Tuesday, 29 January 2008

False positives and false negatives

The Treasury select committee report on Northern rock has some criticism for a range of targets from Alistair Darling, through the board of the bank itself, to FSA. While none of it boils down to 'hang them from the nearest telegraph pole', FSA in particular comes in for considerable censure.

According to the FT:

Sweeping new powers to oversee financial stability and prevent a repetition of the Northern Rock crisis should be handed to the Bank of England, a parliamentary committee proposes on Saturday in a report that lambasts the Financial Services Authority for systemic failure in its duty as a regulator.

I don't know the details of what FSA did or didn't do, so I won't comment on the specifics. But a few general remarks about financial supervision might be appropriate.

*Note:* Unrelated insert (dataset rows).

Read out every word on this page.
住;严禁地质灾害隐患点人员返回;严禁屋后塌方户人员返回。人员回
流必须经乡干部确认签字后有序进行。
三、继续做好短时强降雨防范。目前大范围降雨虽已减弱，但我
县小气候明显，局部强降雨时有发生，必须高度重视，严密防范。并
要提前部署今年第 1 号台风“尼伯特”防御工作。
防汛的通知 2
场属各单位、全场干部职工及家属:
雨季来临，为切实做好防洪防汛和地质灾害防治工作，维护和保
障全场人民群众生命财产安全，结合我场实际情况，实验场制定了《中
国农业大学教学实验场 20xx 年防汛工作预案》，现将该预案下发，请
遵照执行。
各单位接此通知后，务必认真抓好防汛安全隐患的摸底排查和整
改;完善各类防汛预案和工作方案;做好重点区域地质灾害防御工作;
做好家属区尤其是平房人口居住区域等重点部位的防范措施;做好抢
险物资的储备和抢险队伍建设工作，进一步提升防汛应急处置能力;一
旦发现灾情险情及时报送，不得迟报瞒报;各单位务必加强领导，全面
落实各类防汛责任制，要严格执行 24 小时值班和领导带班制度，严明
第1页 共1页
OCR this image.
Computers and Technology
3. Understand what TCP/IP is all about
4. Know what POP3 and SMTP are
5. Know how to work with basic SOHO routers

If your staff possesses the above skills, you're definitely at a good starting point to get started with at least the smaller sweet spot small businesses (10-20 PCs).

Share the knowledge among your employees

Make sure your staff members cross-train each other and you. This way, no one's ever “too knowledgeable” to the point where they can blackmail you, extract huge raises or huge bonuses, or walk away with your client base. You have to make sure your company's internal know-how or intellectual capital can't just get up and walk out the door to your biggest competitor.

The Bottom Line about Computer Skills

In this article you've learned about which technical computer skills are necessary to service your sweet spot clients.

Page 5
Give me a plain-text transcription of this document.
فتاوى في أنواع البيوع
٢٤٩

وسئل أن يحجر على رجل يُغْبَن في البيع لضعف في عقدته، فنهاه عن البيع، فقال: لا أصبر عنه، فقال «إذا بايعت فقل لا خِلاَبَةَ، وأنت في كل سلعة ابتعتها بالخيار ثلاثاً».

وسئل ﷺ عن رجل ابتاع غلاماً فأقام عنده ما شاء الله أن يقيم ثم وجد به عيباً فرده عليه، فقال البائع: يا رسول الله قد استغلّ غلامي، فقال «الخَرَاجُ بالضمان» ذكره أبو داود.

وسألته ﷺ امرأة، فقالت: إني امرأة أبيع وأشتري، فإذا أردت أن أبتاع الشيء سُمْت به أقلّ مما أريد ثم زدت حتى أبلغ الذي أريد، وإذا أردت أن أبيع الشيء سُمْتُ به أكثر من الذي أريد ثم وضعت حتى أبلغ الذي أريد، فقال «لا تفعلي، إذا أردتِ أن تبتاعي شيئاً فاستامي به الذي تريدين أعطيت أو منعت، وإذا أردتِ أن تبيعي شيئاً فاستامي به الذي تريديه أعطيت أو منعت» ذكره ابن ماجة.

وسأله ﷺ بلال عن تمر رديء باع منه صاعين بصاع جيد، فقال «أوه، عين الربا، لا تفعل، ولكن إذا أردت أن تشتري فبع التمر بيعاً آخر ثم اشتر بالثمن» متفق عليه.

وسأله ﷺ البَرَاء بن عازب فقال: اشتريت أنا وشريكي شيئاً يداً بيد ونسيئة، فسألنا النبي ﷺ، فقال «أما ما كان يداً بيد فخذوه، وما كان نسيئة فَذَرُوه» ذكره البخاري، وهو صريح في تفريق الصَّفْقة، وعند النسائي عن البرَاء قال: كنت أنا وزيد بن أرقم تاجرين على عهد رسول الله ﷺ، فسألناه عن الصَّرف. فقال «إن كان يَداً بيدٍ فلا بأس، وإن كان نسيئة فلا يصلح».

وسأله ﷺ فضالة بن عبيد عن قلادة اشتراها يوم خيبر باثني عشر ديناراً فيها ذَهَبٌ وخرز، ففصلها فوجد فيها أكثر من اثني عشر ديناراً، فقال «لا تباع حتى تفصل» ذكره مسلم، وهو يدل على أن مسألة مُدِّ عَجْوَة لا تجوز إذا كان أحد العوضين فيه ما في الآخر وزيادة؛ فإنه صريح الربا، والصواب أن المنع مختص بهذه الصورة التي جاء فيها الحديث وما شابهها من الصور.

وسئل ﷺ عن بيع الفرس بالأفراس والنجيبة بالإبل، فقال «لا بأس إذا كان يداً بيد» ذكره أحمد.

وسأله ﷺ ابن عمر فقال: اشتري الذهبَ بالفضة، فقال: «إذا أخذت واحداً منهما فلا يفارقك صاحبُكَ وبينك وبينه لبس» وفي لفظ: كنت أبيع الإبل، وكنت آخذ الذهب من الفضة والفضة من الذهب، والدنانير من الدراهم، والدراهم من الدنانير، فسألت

  • Firstly it is utterly inappropriate for a regulator to comment on bank strategy. Yes the Rock had a strategy that turned out to be flawed, but provided the necessary statutory disclosures were made and the bank was capitally adequate, what could FSA do about it even if they understood the issue? Having regulators comment on strategy is tantamount to them writing a put to shareholders.
  • Regulators have to be careful about calling wolf, especially given the impact any public intervention would have on the market. The balance between intervening too early and too late is a very difficult one, especially for a public body that is necessarily bureaucratic (not least because its actions are susceptible to judicial review). Again I'm not suggesting that FSA didn't get it wrong in this case, just that to make an informed judgment we also need information from the thousands of cases where banks did not fail. The skeptic might suggest that thousands of banks a year don't get into trouble so doing nothing is usually safe, and I'd agree, but that just emphasises the difficulty of finding a true positive in a sea of negatives.
  • What on earth makes the Treasury select committee believe that the Bank of England would be any better at bank rescues than FSA? Surely one lesson from this debacle is that the tripartite system has one (or perhaps two) legs too many. Having a part of the Bank for FSA to hand over problem cases to will just exacerbate the communications overheads and inter-institutional conflict in the system.

Few would suggest FSA is the perfect regulator. But having a single body responsible for banks, investment firms, insurance companies, and financial intermediaries is a good start. Fewer regulators not more would make a good motto, as the BIS recently pointed out. Why not make a merged Bank of England/FSA truly responsible for the whole thing from soup to nuts, including authorisation, regulation, deposit protection, rescues, rate setting and the operation of the discount window? Then nothing can fall between the cracks between institutions and if something goes wrong we will really know who to blame. That might be too controversial a suggestion for the Treasury select committee, but it would be better than yet another regulatory kludge.

Update. It seems Alistair Darling agrees. He rejected the committee's advice, saying that plans put forward by a committee of MPs were flawed and would not deflect him from his own reforms of Britain's system of financial regulation.